Quando il battelliere sonò la campana e gridò la stazione di Tremezzo, un signore vestito d'un perfetto costume di viaggio, con una borsetta di cuoio a tracolla, girò il canocchiale che aveva agli occhi e cercò di scoprire nella folla che si addensava all'imbarcadero una figura d'uomo che gli ricordasse il vecchio amico; e quando il battello cominciò a rallentare, provò ad agitare il fazzoletto, a cui rispose un ombrello chiuso dalla riva, un segnale da innamorati che ebbe la forza di farli arrossire tutti due. Massimo, dopo aver ben bene esplorato, visto che non c'eran signore di sua conoscenza, si rallegrò vivamente. Cresti aveva obbedito alla consegna. Un incontro improvviso con una certa signora, lì sul ponte dello sbarco, sarebbe stata una cosa molto imbarazzante.
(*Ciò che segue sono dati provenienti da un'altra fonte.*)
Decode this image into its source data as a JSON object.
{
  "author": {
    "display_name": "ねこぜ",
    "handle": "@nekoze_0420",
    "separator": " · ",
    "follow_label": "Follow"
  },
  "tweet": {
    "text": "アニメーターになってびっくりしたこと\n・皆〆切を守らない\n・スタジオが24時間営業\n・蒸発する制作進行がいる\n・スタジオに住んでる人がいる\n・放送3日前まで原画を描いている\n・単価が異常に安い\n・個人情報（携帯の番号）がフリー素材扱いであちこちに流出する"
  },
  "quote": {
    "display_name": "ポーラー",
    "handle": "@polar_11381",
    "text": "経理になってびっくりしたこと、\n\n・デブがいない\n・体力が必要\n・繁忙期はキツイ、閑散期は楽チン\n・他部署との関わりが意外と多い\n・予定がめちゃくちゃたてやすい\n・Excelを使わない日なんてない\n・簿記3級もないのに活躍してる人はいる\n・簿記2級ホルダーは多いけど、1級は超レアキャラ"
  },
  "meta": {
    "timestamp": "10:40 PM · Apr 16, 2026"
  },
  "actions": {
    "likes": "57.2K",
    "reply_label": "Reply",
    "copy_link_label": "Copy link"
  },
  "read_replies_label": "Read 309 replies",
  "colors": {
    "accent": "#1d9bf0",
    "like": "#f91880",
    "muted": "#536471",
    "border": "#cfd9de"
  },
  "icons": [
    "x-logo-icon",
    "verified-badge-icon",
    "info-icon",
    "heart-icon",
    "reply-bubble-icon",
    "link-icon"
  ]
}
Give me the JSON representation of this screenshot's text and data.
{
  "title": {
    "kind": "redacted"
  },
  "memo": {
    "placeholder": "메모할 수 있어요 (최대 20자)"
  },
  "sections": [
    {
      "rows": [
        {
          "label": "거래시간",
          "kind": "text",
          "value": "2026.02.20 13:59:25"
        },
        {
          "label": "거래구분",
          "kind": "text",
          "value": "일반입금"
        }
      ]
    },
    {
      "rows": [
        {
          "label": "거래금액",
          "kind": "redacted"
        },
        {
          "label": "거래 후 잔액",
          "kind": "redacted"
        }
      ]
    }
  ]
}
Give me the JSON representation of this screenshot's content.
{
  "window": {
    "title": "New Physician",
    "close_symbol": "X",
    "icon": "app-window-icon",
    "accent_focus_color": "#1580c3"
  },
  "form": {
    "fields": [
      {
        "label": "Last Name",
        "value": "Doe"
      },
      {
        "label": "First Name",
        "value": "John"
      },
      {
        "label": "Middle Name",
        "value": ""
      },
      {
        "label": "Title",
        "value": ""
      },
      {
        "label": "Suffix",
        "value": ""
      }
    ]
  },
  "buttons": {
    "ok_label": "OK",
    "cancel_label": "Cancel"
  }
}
Il battello appoggiò adagio adagio, scricchiolò contro i pali e la folla cominciò ad incontrarsi sul ponticello mobile. Quasi sospinto da essa e dai facchini che trasportavano i bagagli, il commendatore Massimo Bagliani si trovò, non sapeva ben dire in che modo, all'ombra d'una robinia con due mani nelle mani, davanti a un ometto vestito di grigio, che aveva lasciata crescere una barbetta crespa sopra una faccia di terra cotta, in cui brillavano due occhi neri, la faccia bruna di can barbino dell'unico e invariabile suo amico Cresti. E questi, dopo aver palpata e allacciata colle braccia la rotondità d'una discreta pancia che dodici anni prima non esisteva ancora, si arrampicò sull'amico colossale e volle baciarlo e farsi baciare: tutto questo in silenzio, s'intende, come è bene di fare quando si avrebbero troppe cose a dire. Pareva quasi che piangessero; ma bisognò occuparsi subito del bagaglio, che un rapace portiere d'albergo pretendeva di portar via.